The knock-on effects of the Indian grocery store going big and coming online stretch far beyond consumer benefits. From strengthening infrastructure in the farm sector to streamlining the food supply chain, thereby increasing productivity, farmers stand to benefit as well. The Union government clearing US e-commerce giant Amazon’s $500 million investment in the food retail sector earlier this week should be seen in this context.
Amazon is not the only one. The department of industrial policy and promotion is also expected to soon greenlight similar investment proposals, totalling $195 million, from Bigbasket and Grofers, the two established market leaders in India’s online grocery space that already sell fresh fruits and vegetables, or FFV (Amazon only does packaged items). In fact, the proposals had already been approved but recent administrative changes stemming from the dissolution of the Foreign Investment Promotion Board mean that these have to go through the clearance process afresh.

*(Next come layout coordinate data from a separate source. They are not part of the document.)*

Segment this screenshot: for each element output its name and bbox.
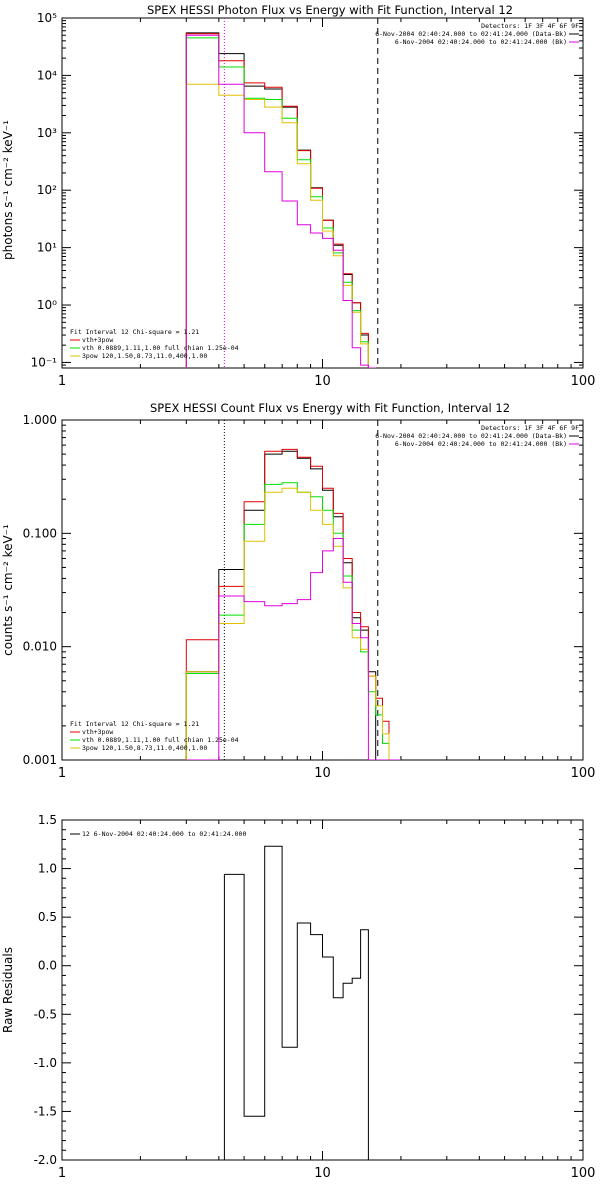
y-tick-label: 1.0 — [38, 862, 57, 876]
legend-text: Detectors: 1F 3F 4F 6F 9F — [481, 22, 579, 30]
y-tick-label: -1.5 — [34, 1104, 57, 1118]
y-tick-label: 10³ — [37, 126, 57, 140]
series-red — [185, 448, 401, 760]
y-tick-label: -2.0 — [34, 1153, 57, 1167]
series-group — [185, 18, 379, 368]
legend-text: Fit Interval 12 Chi-square = 1.21 — [70, 720, 199, 728]
legend-text: 6-Nov-2004 02:40:24.000 to 02:41:24.000 … — [375, 432, 567, 440]
x-tick-label: 10 — [314, 766, 331, 781]
series-green — [185, 482, 401, 760]
y-tick-label: -0.5 — [34, 1007, 57, 1021]
series-yellow — [185, 83, 376, 368]
panel3-ylabel: Raw Residuals — [1, 947, 15, 1033]
x-tick-label: 100 — [571, 374, 596, 389]
y-tick-label: -1.0 — [34, 1056, 57, 1070]
panel3-plot: 1 10 100 -2.0 -1.5 -1.0 -0.5 0.0 0.5 1.0 1.5 12 6-N… — [34, 813, 596, 1181]
y-tick-label: 1.5 — [38, 813, 57, 827]
panel1-ylabel: photons s⁻¹ cm⁻² keV⁻¹ — [1, 120, 15, 260]
y-tick-label: 10⁻¹ — [31, 355, 58, 369]
residuals-panel: Raw Residuals 1 10 100 -2.0 -1.5 -1.0 -0.5 0.0 0… — [1, 813, 595, 1181]
panel2-title: SPEX HESSI Count Flux vs Energy with Fit… — [150, 401, 510, 415]
x-tick-label: 10 — [314, 1166, 331, 1181]
legend-text: Fit Interval 12 Chi-square = 1.21 — [70, 328, 199, 336]
y-tick-label: 0.0 — [38, 959, 57, 973]
panel2-ylabel: counts s⁻¹ cm⁻² keV⁻¹ — [1, 524, 15, 656]
y-tick-label: 1.000 — [23, 413, 57, 427]
count-flux-panel: SPEX HESSI Count Flux vs Energy with Fit… — [1, 401, 595, 781]
legend-text: 3pow 120,1.50,8.73,11.0,400,1.00 — [82, 744, 207, 752]
legend-text: Detectors: 1F 3F 4F 6F 9F — [481, 424, 579, 432]
series-magenta — [186, 538, 401, 760]
x-tick-label: 10 — [314, 374, 331, 389]
series-black — [185, 32, 376, 368]
legend-text: 6-Nov-2004 02:40:24.000 to 02:41:24.000 … — [395, 440, 567, 448]
series-group — [223, 845, 378, 1160]
y-tick-label: 0.010 — [23, 640, 57, 654]
panel1-title: SPEX HESSI Photon Flux vs Energy with Fi… — [147, 3, 513, 17]
legend-text: vth 0.0889,1.11,1.00 full chian 1.25e-04 — [82, 736, 239, 744]
panel1-plot: 1 10 100 10⁻¹ 10⁰ 10¹ 10² 10³ 10⁴ 10⁵ Detectors: 1… — [31, 11, 596, 389]
x-tick-label: 1 — [58, 766, 66, 781]
series-black — [185, 450, 401, 760]
series-magenta — [185, 34, 376, 368]
legend-text: 12 6-Nov-2004 02:40:24.000 to 02:41:24.0… — [82, 830, 246, 838]
y-tick-label: 0.5 — [38, 910, 57, 924]
x-tick-label: 100 — [571, 766, 596, 781]
x-tick-label: 1 — [58, 1166, 66, 1181]
legend-text: 6-Nov-2004 02:40:24.000 to 02:41:24.000 … — [375, 30, 567, 38]
series-group — [185, 420, 401, 760]
y-tick-label: 0.100 — [23, 526, 57, 540]
x-tick-label: 1 — [58, 374, 66, 389]
legend-text: 6-Nov-2004 02:40:24.000 to 02:41:24.000 … — [395, 38, 567, 46]
panel2-plot: 1 10 100 0.001 0.010 0.100 1.000 Detectors: 1F … — [23, 413, 596, 781]
y-tick-label: 10⁵ — [37, 11, 57, 25]
x-tick-label: 100 — [571, 1166, 596, 1181]
legend-text: vth 0.0889,1.11,1.00 full chian 1.25e-04 — [82, 344, 239, 352]
series-black — [223, 845, 378, 1160]
legend-text: vth+3pow — [82, 728, 113, 736]
series-yellow — [185, 487, 401, 760]
y-tick-label: 10² — [37, 183, 57, 197]
legend-text: 3pow 120,1.50,8.73,11.0,400,1.00 — [82, 352, 207, 360]
y-tick-label: 10⁰ — [37, 298, 57, 312]
y-tick-label: 10¹ — [37, 241, 57, 255]
photon-flux-panel: SPEX HESSI Photon Flux vs Energy with Fi… — [1, 3, 595, 389]
plot-frame — [61, 819, 584, 1161]
legend-text: vth+3pow — [82, 336, 113, 344]
y-tick-label: 0.001 — [23, 753, 57, 767]
y-tick-label: 10⁴ — [37, 68, 57, 82]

Amazon, Bigbasket and Grofers were the three major candidates that expressed interest in food retail after the government opened up the sector last year—allowing 100% foreign direct investment both in brick-and-mortar stores and online establishments on the condition that the goods were procured within the country. In short, India’s growing food retail sector is about to get a whole lot more competitive, and as this paper has argued earlier, Indian farmers are likely to be its biggest beneficiaries.
The most important aspect in this regard will be the development of modern supply chains in the agricultural sector, which is currently fragmented and hinges on middlemen. What this means is that there is a huge gap between wholesale and retail prices, and farmers don’t profit much even when their produce is sold at a high price. However, big retailers can reach out directly to the small farmers through collectives and bring them into the system. For example, with more than 20 collection centres across the country, Bigbasket procures about 60% of its FFVs directly from farmers and the company reportedly expects that number to go up to 80% as it adds more collection centres. Others big retailers like METRO Cash & Carry, Walmart, Mother Dairy, Reliance Fresh, Heritage and PepsiCo also have similar arrangements.
The absence of critical infrastructure facilities, such as cold storage, is another problem—resulting, for example, in the wastage of 30-40% of the country’s total produce every year. In 2016, the Central Institute of Post-Harvest Engineering & Technology in Ludhiana pegged the annual value of harvest and post-harvest losses of major agricultural produce at a whopping Rs92,651 crore (calculated using production data of 2012-13 at 2014 wholesale prices). In a country where thousands struggle to have two square meals a day and malnourishment threatens to stunt social development, such wastage is a deeply problematic.
Investments in better storage facilities and an overall tightening of the supply chain, including direct procurement from farmers, can go a long way in preventing such wastage, bringing down food inflation and also preparing the Indian farm sector for more exports. And while some these processes have been in the works for decades—think of Mahagrapes, the cooperative firm which exports grapes to Europe and the Middle East, or Operation Flood which ushered in the White Revolution, or even PepsiCo’s Rs180 crore citrus fruit processing facility in Nanded—progress has been slow and patchy. The entry of large retailers like Amazon, which not only have deep pockets but also the technological expertise, should help breathe new life into the sector.
The government is also working in conjunction with the private sector here. For example, in May, the Union cabinet cleared a Rs6,000 crore scheme for agro-marine processing and development of agroprocessing clusters called SAMPADA. Weeks earlier, the government had announced plans to set up 100 integrated cold chain projects for perishable items. According to Union food processing minister Harsimrat Kaur Badal, the idea is to build a “national food grid”—except that it will have limited success without reforms in the agricultural produce market committee system.
India is one of the world’s largest producers of fruits and vegetables, yet only about 4% of its FFVs are processed. In comparison, China processes 23% of its produce, Indonesia 50% and Brazil 70%. Clearly, India has a long way to go, and more so since domestic consumer preferences are changing. As incomes and standards of living improve, Indians are moving up the food chain and demanding high-value FFVs. Their tastes are also diversifying, resulting in greater demand for poultry items and seafood, for example. Though this change is yet to reflect in government policy, which still focuses on foodgrain, it actually works well also for farmers, who earn more from FFVs. In fact, according to Bigbasket chief Hari Menon, direct sourcing has increased margins by 6-7% and farmer incomes by 10-15%,
That said, as big retailers make their way into the Indian FFV market, expect some blowback from small vendors who, experience shows, will be hit to some extent. But the political considerations arising from that must not be allowed to play spoiler as they have before. The benefits that will accrue across the board—from consumers to farmers to the economy in general if the agricultural sector receives a shot in the arm—are worth fighting for.